[tahoe-dev] server selection Re: Node correlations - [Was] best practice for wanting to setup multiple tahoe instances on a single node

Tue Jan 17 19:09:29 UTC 2012

Folks:

About "part two" of the server selection problem, which is: given that
you know the descriptions of all the servers that you could use, to
which ones should you upload which shares?

I remembered that at the second Tahoe-LAFS Summit, after seeing Kevan
Carstensen's presentation `Summit2Day4`_ on his new immutable server
selection algorithm, I had a brainstorm about a fairly simple
algorithm that could satisfy a lot of the use cases I've heard.

So, first, what's Kevan's new immutable server selection algorithm?
Well, it's the subject of his Master's Thesis (Kevan: citation needed!
Please link your thesis into `Bibliography`_), and if I understand it
correctly, it basically just ensures that the "servers of happiness"
property is satisfied in every case where it is possible to satisfy
it. Kevan also some related ideas about improving the robustness and
clarity of the server selection mechanism, simplifying the code, and
unifying immutable and mutable upload; see ticket `#1382`_.

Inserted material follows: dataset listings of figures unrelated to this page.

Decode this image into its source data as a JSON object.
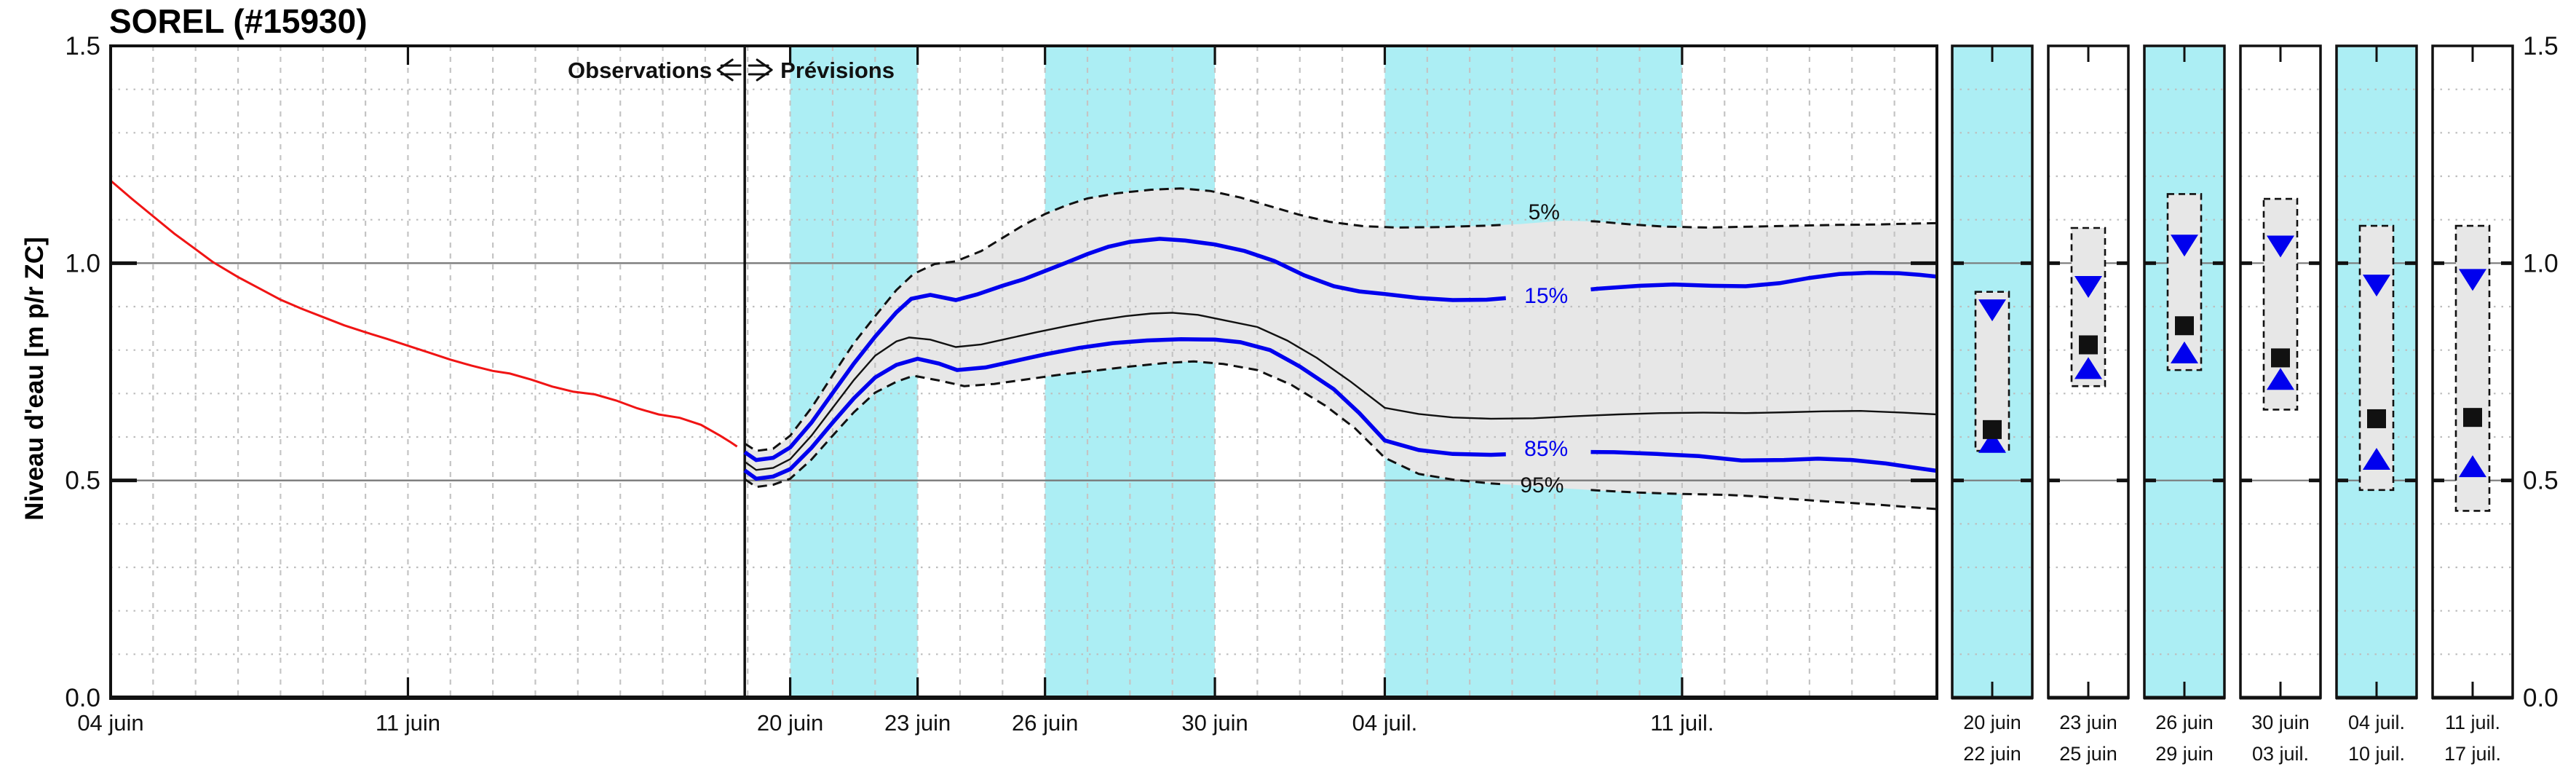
{
  "title": "SOREL (#15930)",
  "y_axis": {
    "label": "Niveau d'eau [m p/r ZC]",
    "ticks": [
      {
        "value": 1.5,
        "label": "1.5"
      },
      {
        "value": 1.0,
        "label": "1.0"
      },
      {
        "value": 0.5,
        "label": "0.5"
      },
      {
        "value": 0.0,
        "label": "0.0"
      }
    ],
    "minor_step": 0.1
  },
  "header": {
    "observations_label": "Observations",
    "previsions_label": "Prévisions"
  },
  "colors": {
    "cyan_band": "#aceef4",
    "fan_fill": "#e7e7e7",
    "blue": "#0000ee",
    "red": "#f01414",
    "grid_dash": "#c4c4c4",
    "grid_dot": "#bdbdbd",
    "ref_line": "#7a7a7a",
    "black": "#111111"
  },
  "chart_data": {
    "type": "line",
    "title": "SOREL (#15930)",
    "ylabel": "Niveau d'eau [m p/r ZC]",
    "ylim": [
      0,
      1.5
    ],
    "xlim_days": [
      0,
      43
    ],
    "x_epoch": "04 juin",
    "divider_day": 14.93,
    "x_ticks": [
      {
        "day": 0,
        "label": "04 juin"
      },
      {
        "day": 7,
        "label": "11 juin"
      },
      {
        "day": 16,
        "label": "20 juin"
      },
      {
        "day": 19,
        "label": "23 juin"
      },
      {
        "day": 22,
        "label": "26 juin"
      },
      {
        "day": 26,
        "label": "30 juin"
      },
      {
        "day": 30,
        "label": "04 juil."
      },
      {
        "day": 37,
        "label": "11 juil."
      }
    ],
    "weekend_bands_days": [
      [
        16,
        19
      ],
      [
        22,
        26
      ],
      [
        30,
        37
      ]
    ],
    "reference_lines": [
      0.5,
      1.0
    ],
    "series": [
      {
        "name": "observed",
        "color": "red",
        "style": "solid",
        "width": 3,
        "points": [
          [
            0,
            1.19
          ],
          [
            0.5,
            1.148
          ],
          [
            1,
            1.108
          ],
          [
            1.5,
            1.068
          ],
          [
            2,
            1.032
          ],
          [
            2.4,
            1.003
          ],
          [
            3,
            0.968
          ],
          [
            3.5,
            0.942
          ],
          [
            4,
            0.916
          ],
          [
            4.5,
            0.895
          ],
          [
            5,
            0.876
          ],
          [
            5.5,
            0.857
          ],
          [
            6,
            0.841
          ],
          [
            6.5,
            0.826
          ],
          [
            7,
            0.81
          ],
          [
            7.5,
            0.794
          ],
          [
            8,
            0.778
          ],
          [
            8.5,
            0.764
          ],
          [
            9,
            0.752
          ],
          [
            9.4,
            0.746
          ],
          [
            9.9,
            0.732
          ],
          [
            10.4,
            0.716
          ],
          [
            10.9,
            0.704
          ],
          [
            11.4,
            0.698
          ],
          [
            11.9,
            0.684
          ],
          [
            12.4,
            0.666
          ],
          [
            12.9,
            0.652
          ],
          [
            13.4,
            0.644
          ],
          [
            13.9,
            0.628
          ],
          [
            14.35,
            0.603
          ],
          [
            14.6,
            0.588
          ],
          [
            14.75,
            0.578
          ]
        ]
      },
      {
        "name": "5%",
        "color": "black",
        "style": "dashed",
        "width": 3,
        "label_gap_days": [
          32.85,
          34.85
        ],
        "points": [
          [
            14.93,
            0.585
          ],
          [
            15.2,
            0.568
          ],
          [
            15.6,
            0.573
          ],
          [
            16,
            0.603
          ],
          [
            16.5,
            0.667
          ],
          [
            17,
            0.742
          ],
          [
            17.5,
            0.816
          ],
          [
            18,
            0.878
          ],
          [
            18.5,
            0.938
          ],
          [
            18.9,
            0.975
          ],
          [
            19.4,
            0.998
          ],
          [
            19.9,
            1.004
          ],
          [
            20.5,
            1.028
          ],
          [
            21,
            1.058
          ],
          [
            21.5,
            1.088
          ],
          [
            22,
            1.113
          ],
          [
            22.5,
            1.133
          ],
          [
            23,
            1.149
          ],
          [
            23.7,
            1.161
          ],
          [
            24.5,
            1.169
          ],
          [
            25.2,
            1.172
          ],
          [
            25.9,
            1.166
          ],
          [
            26.6,
            1.151
          ],
          [
            27.3,
            1.131
          ],
          [
            28,
            1.111
          ],
          [
            28.7,
            1.095
          ],
          [
            29.5,
            1.085
          ],
          [
            30.3,
            1.082
          ],
          [
            31.3,
            1.083
          ],
          [
            32.3,
            1.086
          ],
          [
            33.2,
            1.09
          ],
          [
            34.2,
            1.098
          ],
          [
            35,
            1.096
          ],
          [
            35.8,
            1.089
          ],
          [
            36.6,
            1.084
          ],
          [
            37.6,
            1.082
          ],
          [
            38.6,
            1.084
          ],
          [
            39.6,
            1.086
          ],
          [
            40.6,
            1.088
          ],
          [
            41.6,
            1.089
          ],
          [
            42.4,
            1.091
          ],
          [
            43,
            1.092
          ]
        ]
      },
      {
        "name": "15%",
        "color": "blue",
        "style": "solid",
        "width": 5.5,
        "label_gap_days": [
          32.85,
          34.85
        ],
        "points": [
          [
            14.93,
            0.565
          ],
          [
            15.2,
            0.547
          ],
          [
            15.6,
            0.552
          ],
          [
            16,
            0.576
          ],
          [
            16.5,
            0.633
          ],
          [
            17,
            0.701
          ],
          [
            17.5,
            0.769
          ],
          [
            18,
            0.831
          ],
          [
            18.5,
            0.887
          ],
          [
            18.85,
            0.918
          ],
          [
            19.3,
            0.927
          ],
          [
            19.9,
            0.915
          ],
          [
            20.4,
            0.928
          ],
          [
            21,
            0.948
          ],
          [
            21.5,
            0.963
          ],
          [
            22,
            0.982
          ],
          [
            22.5,
            1.001
          ],
          [
            23,
            1.021
          ],
          [
            23.5,
            1.038
          ],
          [
            24,
            1.049
          ],
          [
            24.7,
            1.056
          ],
          [
            25.3,
            1.052
          ],
          [
            26,
            1.043
          ],
          [
            26.7,
            1.028
          ],
          [
            27.4,
            1.005
          ],
          [
            28.1,
            0.972
          ],
          [
            28.8,
            0.947
          ],
          [
            29.4,
            0.935
          ],
          [
            30,
            0.929
          ],
          [
            30.8,
            0.92
          ],
          [
            31.6,
            0.915
          ],
          [
            32.4,
            0.916
          ],
          [
            33.2,
            0.922
          ],
          [
            34.1,
            0.932
          ],
          [
            35,
            0.941
          ],
          [
            36,
            0.948
          ],
          [
            36.8,
            0.951
          ],
          [
            37.7,
            0.948
          ],
          [
            38.5,
            0.947
          ],
          [
            39.3,
            0.954
          ],
          [
            40,
            0.966
          ],
          [
            40.7,
            0.975
          ],
          [
            41.4,
            0.978
          ],
          [
            42.1,
            0.977
          ],
          [
            42.6,
            0.973
          ],
          [
            43,
            0.969
          ]
        ]
      },
      {
        "name": "median",
        "color": "black",
        "style": "solid",
        "width": 2.4,
        "points": [
          [
            14.93,
            0.543
          ],
          [
            15.2,
            0.524
          ],
          [
            15.6,
            0.529
          ],
          [
            16,
            0.549
          ],
          [
            16.5,
            0.603
          ],
          [
            17,
            0.667
          ],
          [
            17.5,
            0.731
          ],
          [
            18,
            0.787
          ],
          [
            18.5,
            0.82
          ],
          [
            18.8,
            0.829
          ],
          [
            19.3,
            0.824
          ],
          [
            19.9,
            0.807
          ],
          [
            20.5,
            0.813
          ],
          [
            21.1,
            0.826
          ],
          [
            21.8,
            0.841
          ],
          [
            22.5,
            0.855
          ],
          [
            23.2,
            0.868
          ],
          [
            23.9,
            0.878
          ],
          [
            24.5,
            0.884
          ],
          [
            25,
            0.886
          ],
          [
            25.6,
            0.881
          ],
          [
            26.3,
            0.867
          ],
          [
            27,
            0.853
          ],
          [
            27.7,
            0.822
          ],
          [
            28.4,
            0.782
          ],
          [
            29.2,
            0.727
          ],
          [
            30,
            0.667
          ],
          [
            30.8,
            0.653
          ],
          [
            31.6,
            0.645
          ],
          [
            32.5,
            0.642
          ],
          [
            33.5,
            0.643
          ],
          [
            34.5,
            0.648
          ],
          [
            35.5,
            0.652
          ],
          [
            36.5,
            0.655
          ],
          [
            37.5,
            0.656
          ],
          [
            38.5,
            0.655
          ],
          [
            39.5,
            0.657
          ],
          [
            40.3,
            0.659
          ],
          [
            41.2,
            0.66
          ],
          [
            42.2,
            0.656
          ],
          [
            43,
            0.652
          ]
        ]
      },
      {
        "name": "85%",
        "color": "blue",
        "style": "solid",
        "width": 5.5,
        "label_gap_days": [
          32.85,
          34.85
        ],
        "points": [
          [
            14.93,
            0.523
          ],
          [
            15.2,
            0.504
          ],
          [
            15.6,
            0.509
          ],
          [
            16,
            0.526
          ],
          [
            16.5,
            0.575
          ],
          [
            17,
            0.633
          ],
          [
            17.5,
            0.689
          ],
          [
            18,
            0.737
          ],
          [
            18.5,
            0.766
          ],
          [
            19,
            0.78
          ],
          [
            19.5,
            0.769
          ],
          [
            19.93,
            0.754
          ],
          [
            20.6,
            0.76
          ],
          [
            21.3,
            0.775
          ],
          [
            22,
            0.79
          ],
          [
            22.8,
            0.805
          ],
          [
            23.6,
            0.816
          ],
          [
            24.4,
            0.822
          ],
          [
            25.2,
            0.825
          ],
          [
            26,
            0.824
          ],
          [
            26.6,
            0.818
          ],
          [
            27.3,
            0.8
          ],
          [
            28,
            0.762
          ],
          [
            28.8,
            0.71
          ],
          [
            29.4,
            0.655
          ],
          [
            30,
            0.592
          ],
          [
            30.8,
            0.57
          ],
          [
            31.6,
            0.561
          ],
          [
            32.5,
            0.559
          ],
          [
            33.4,
            0.562
          ],
          [
            34.4,
            0.566
          ],
          [
            35.4,
            0.565
          ],
          [
            36.4,
            0.561
          ],
          [
            37.4,
            0.556
          ],
          [
            38.4,
            0.546
          ],
          [
            39.4,
            0.547
          ],
          [
            40.2,
            0.55
          ],
          [
            41,
            0.547
          ],
          [
            41.8,
            0.539
          ],
          [
            42.5,
            0.529
          ],
          [
            43,
            0.522
          ]
        ]
      },
      {
        "name": "95%",
        "color": "black",
        "style": "dashed",
        "width": 3,
        "label_gap_days": [
          32.85,
          34.85
        ],
        "points": [
          [
            14.93,
            0.503
          ],
          [
            15.2,
            0.485
          ],
          [
            15.6,
            0.49
          ],
          [
            16,
            0.504
          ],
          [
            16.5,
            0.548
          ],
          [
            17,
            0.603
          ],
          [
            17.5,
            0.657
          ],
          [
            18,
            0.702
          ],
          [
            18.5,
            0.727
          ],
          [
            18.9,
            0.741
          ],
          [
            19.5,
            0.73
          ],
          [
            20.1,
            0.717
          ],
          [
            20.8,
            0.722
          ],
          [
            21.6,
            0.733
          ],
          [
            22.4,
            0.744
          ],
          [
            23.2,
            0.753
          ],
          [
            24,
            0.762
          ],
          [
            24.8,
            0.77
          ],
          [
            25.5,
            0.774
          ],
          [
            26.2,
            0.768
          ],
          [
            27,
            0.754
          ],
          [
            27.8,
            0.72
          ],
          [
            28.6,
            0.672
          ],
          [
            29.3,
            0.62
          ],
          [
            30,
            0.552
          ],
          [
            30.8,
            0.515
          ],
          [
            31.6,
            0.502
          ],
          [
            32.5,
            0.493
          ],
          [
            33.3,
            0.488
          ],
          [
            34.2,
            0.482
          ],
          [
            35,
            0.477
          ],
          [
            36,
            0.472
          ],
          [
            37,
            0.469
          ],
          [
            38,
            0.467
          ],
          [
            38.8,
            0.463
          ],
          [
            39.6,
            0.457
          ],
          [
            40.5,
            0.451
          ],
          [
            41.5,
            0.445
          ],
          [
            42.3,
            0.439
          ],
          [
            43,
            0.434
          ]
        ]
      }
    ],
    "band_between": [
      "5%",
      "95%"
    ],
    "percentile_labels": [
      {
        "text": "5%",
        "day": 33.75,
        "value": 1.118,
        "color": "black"
      },
      {
        "text": "15%",
        "day": 33.8,
        "value": 0.925,
        "color": "blue"
      },
      {
        "text": "85%",
        "day": 33.8,
        "value": 0.573,
        "color": "blue"
      },
      {
        "text": "95%",
        "day": 33.7,
        "value": 0.489,
        "color": "black"
      }
    ],
    "panels": [
      {
        "date_start": "20 juin",
        "date_end": "22 juin",
        "shaded": true,
        "box_low": 0.568,
        "box_high": 0.934,
        "p15": 0.893,
        "median": 0.617,
        "p85": 0.587
      },
      {
        "date_start": "23 juin",
        "date_end": "25 juin",
        "shaded": false,
        "box_low": 0.717,
        "box_high": 1.081,
        "p15": 0.947,
        "median": 0.812,
        "p85": 0.757
      },
      {
        "date_start": "26 juin",
        "date_end": "29 juin",
        "shaded": true,
        "box_low": 0.754,
        "box_high": 1.159,
        "p15": 1.042,
        "median": 0.856,
        "p85": 0.793
      },
      {
        "date_start": "30 juin",
        "date_end": "03 juil.",
        "shaded": false,
        "box_low": 0.663,
        "box_high": 1.148,
        "p15": 1.04,
        "median": 0.782,
        "p85": 0.732
      },
      {
        "date_start": "04 juil.",
        "date_end": "10 juil.",
        "shaded": true,
        "box_low": 0.478,
        "box_high": 1.086,
        "p15": 0.95,
        "median": 0.642,
        "p85": 0.548
      },
      {
        "date_start": "11 juil.",
        "date_end": "17 juil.",
        "shaded": false,
        "box_low": 0.43,
        "box_high": 1.086,
        "p15": 0.963,
        "median": 0.645,
        "p85": 0.531
      }
    ],
    "right_axis_ticks": [
      {
        "value": 1.5,
        "label": "1.5"
      },
      {
        "value": 1.0,
        "label": "1.0"
      },
      {
        "value": 0.5,
        "label": "0.5"
      },
      {
        "value": 0.0,
        "label": "0.0"
      }
    ]
  }
}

If I recall correctly, my brainstorm was: you could have a two-tier
policy, where the uploader first ensures the Servers of Happiness
("H") is satisfied by allocating shares to H servers that have some
special tag, and then it allocates the remaining shares (N - H) to
other, less highly selected, servers.

For example, if your goal is to make sure you have a complete local
copy of the file on your LAN, you tag those servers on your LAN with
some description, and then the uploader ensures that H of those
servers have shares of the file, then it is free to upload the
remaining shares to servers outside your LAN.

Likewise, if you want to stash a complete, recoverable, copy of the
file on Tor Hidden Servers, you could tag which of the servers are Tor
Hidden Servers and then uploader could upload to H of them and then to
N-H of any servers it wanted.

I guess within each set, and within the constraints of the servers of
happiness algorithm, then the preference of which servers to use would
be determined by the permuted server id, thus making it fastest for
the downloader to find the right servers by trying the same
permutation of the server ids.

Another potentially interesting application of this would be "upload
to H servers which have been tagged as members in good standing, then
you can upload the remaining shares to random strangers who just
connected for the first time today".

This couldn't be used to satisfy the "repair within a colo" use case
-- the requirement of including at least K+1 shares in each of Q
different colocations -- but it could be used to satisfy a few other
use cases.

What do you think? If you could tag servers with arbitrary
descriptions, and then could specify that the uploader had to ensure H
servers-of-happiness with some specific tag before allocating the rest
of the shares however it likes, would that satisfy your use case?

Regards,

Zooko

.. _Summit2Day4: https://tahoe-lafs.org/trac/tahoe-lafs/wiki/Summit2Day4
.. _Bibliography: https://tahoe-lafs.org/trac/tahoe-lafs/wiki/Bibliography
.._ #1382: https://tahoe-lafs.org/trac/tahoe-lafs/ticket/1382#
immutable peer selection refactoring and enhancements